Anyway, I'm way off subject. The majority of my view of TV stems from my 3 year stint as a master control operator & production worker at a local NBC affiliate. It's amazing how wide your eyes open to TV's falseness when you manufacture programing for a living. So when we married 7 years ago, we decided no TV in the house, period. However, Agent Wife & I received not one, but two new computers this last year. Each are equipped with the latest gizmos like DVD players. So we discover movie watching. Or really she does and I just borrow my friend's Star Wars boxed DVD set.


Anyway, we borrow this cartoon movie called The Incredibles one night. I'm sure all 4 people who read this know what The Incredibles is and I'm the last on earth to discover this *film*. But the basic story line goes like this: there's a community of super heroes out minding their own business and doing what super heroes do (saving people, fighting crime, etc.) and enjoying life doing what their "called" to do. Then one day, with circumstances beyond their control, they have to quit. They go into hiding, get "real jobs", live amongst real people, and hide their hero talents. Except occasionally they'll sneak out late and go save some people just to get it out of their system. Then low and behold, in the end they get to be super heroes again and everything is all right. The end.



It was a good movie. It did it's job: entertain and turn your brain to mud for an hour and a half. All good fun. Then Agent Wife states something profound like, "Wow. That movie really spoke to me". To which I say something dumb like, "Spoke to you? A cartoon? HA-ha (Nelson laugh)". Then she explains, "This movie is like our life. We were doing our calling. The izzy group was ministering to hundreds of poor people a week. Giving groceries, clothes, making relationships, etc. Then with circumstances beyond our control izzy was removed from the building and had no resources. We went into hiding for various reasons, moved in amongst the people, started a family, and maybe someday everything will work out." Yes, that's what I'm believing. She's right.

I'm not saying we're super heroes or anything. Just undercover operatives.

Sunday, October 02, 2005

Jones County respite

Agent Wife, her young friend Princess, Agent Offspring & I loaded up the Millenium Falcon for a camping trip at some friend's property in Jones County. I love the mother city. One reason - it's big enough to be a city with all the amenities most cities offer. Yet it's small enough to only take 20 minutes to drive from one side to the other. And this area of the world is so sparsely populated that it only takes 20-30 minutes to drive into the country and get away from it all, as if we had driven for hours.

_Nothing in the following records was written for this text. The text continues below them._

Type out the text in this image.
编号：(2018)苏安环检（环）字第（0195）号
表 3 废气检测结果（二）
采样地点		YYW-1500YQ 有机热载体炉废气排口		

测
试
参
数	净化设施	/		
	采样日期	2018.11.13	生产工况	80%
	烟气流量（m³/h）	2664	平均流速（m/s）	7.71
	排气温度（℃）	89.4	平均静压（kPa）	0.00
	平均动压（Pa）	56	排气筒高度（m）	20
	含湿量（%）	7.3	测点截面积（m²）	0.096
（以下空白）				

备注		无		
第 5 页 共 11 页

Our friend's the Carr's allowed AW, AO, & Princess to use their vast landscape as a camp ground. The girls and baby slept in a tent while I roughed it in the Carr's trailer hitch camper.

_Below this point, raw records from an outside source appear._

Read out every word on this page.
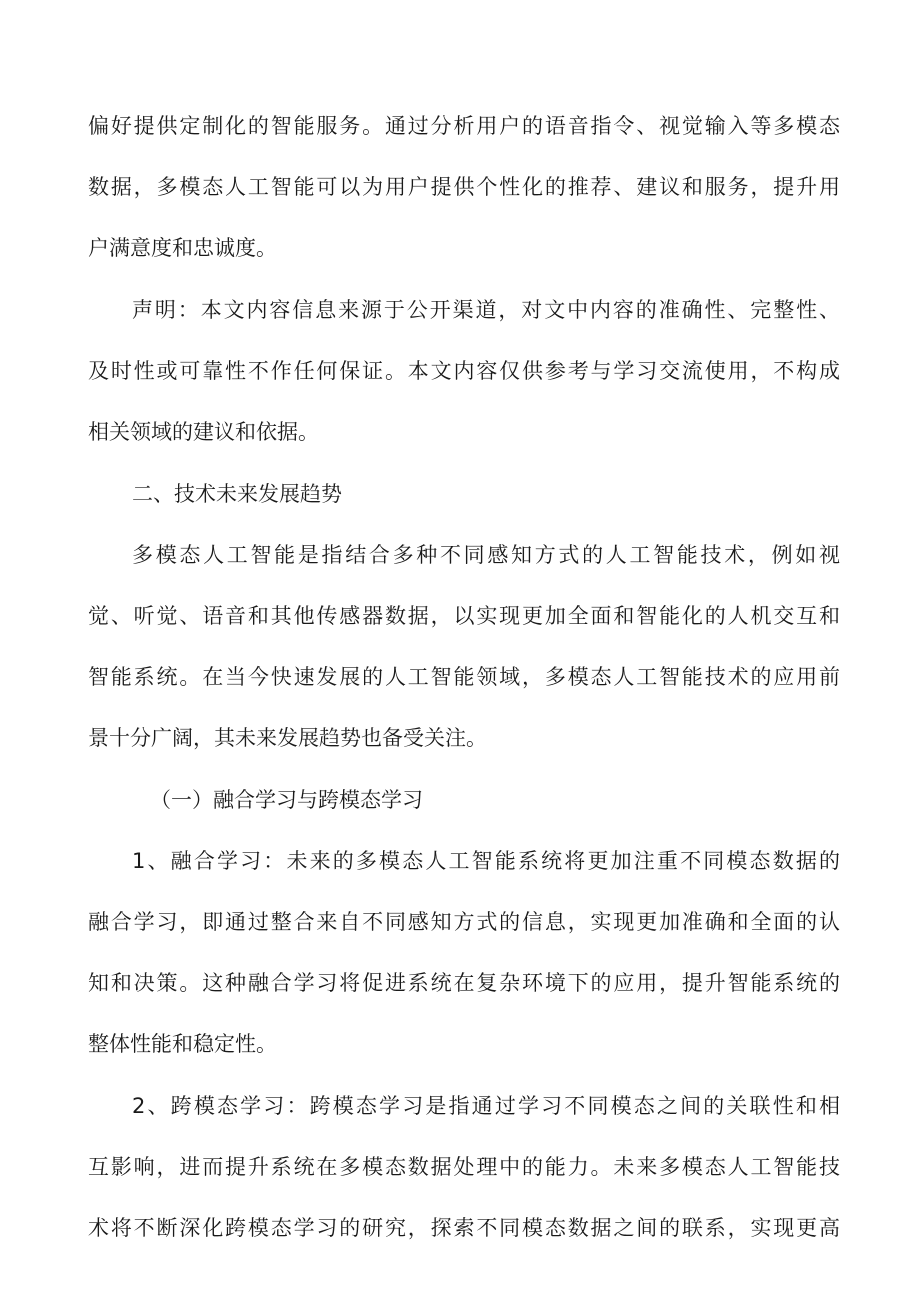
偏好提供定制化的智能服务。通过分析用户的语音指令、视觉输入等多模态

数据，多模态人工智能可以为用户提供个性化的推荐、建议和服务，提升用

户满意度和忠诚度。

声明：本文内容信息来源于公开渠道，对文中内容的准确性、完整性、

及时性或可靠性不作任何保证。本文内容仅供参考与学习交流使用，不构成

相关领域的建议和依据。

二、技术未来发展趋势

多模态人工智能是指结合多种不同感知方式的人工智能技术，例如视

觉、听觉、语音和其他传感器数据，以实现更加全面和智能化的人机交互和

智能系统。在当今快速发展的人工智能领域，多模态人工智能技术的应用前

景十分广阔，其未来发展趋势也备受关注。

（一）融合学习与跨模态学习

1、融合学习：未来的多模态人工智能系统将更加注重不同模态数据的

融合学习，即通过整合来自不同感知方式的信息，实现更加准确和全面的认

知和决策。这种融合学习将促进系统在复杂环境下的应用，提升智能系统的

整体性能和稳定性。

2、跨模态学习：跨模态学习是指通过学习不同模态之间的关联性和相

互影响，进而提升系统在多模态数据处理中的能力。未来多模态人工智能技

术将不断深化跨模态学习的研究，探索不同模态数据之间的联系，实现更高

Jones County is a unique landscape in West Texas. The soil is mostly white sand, like a beach with mature oak trees, prickly pears and various wildlife (deer, squirrels, tale of bobcats, and... many frogs). It was hot and dusty. Autumn is here so it's 90F as opposed to 100F.

It's so good to get away, even if it's only for 24 hours. For me, the break wasn't only about babysitting, talking to the CEO, and downing Shiner Bocks, but I also got to do some manual labor. This morning I helped the Carr's mix & pour cement for a new slab they're making for a shed. Mixing cement for the first time in my life was more therapeutic than sitting under the stars with a Shiner venting to the CEO. Who would have known? And if this secret agent gig continues in the direction it seems, I'm now skilled in a trade.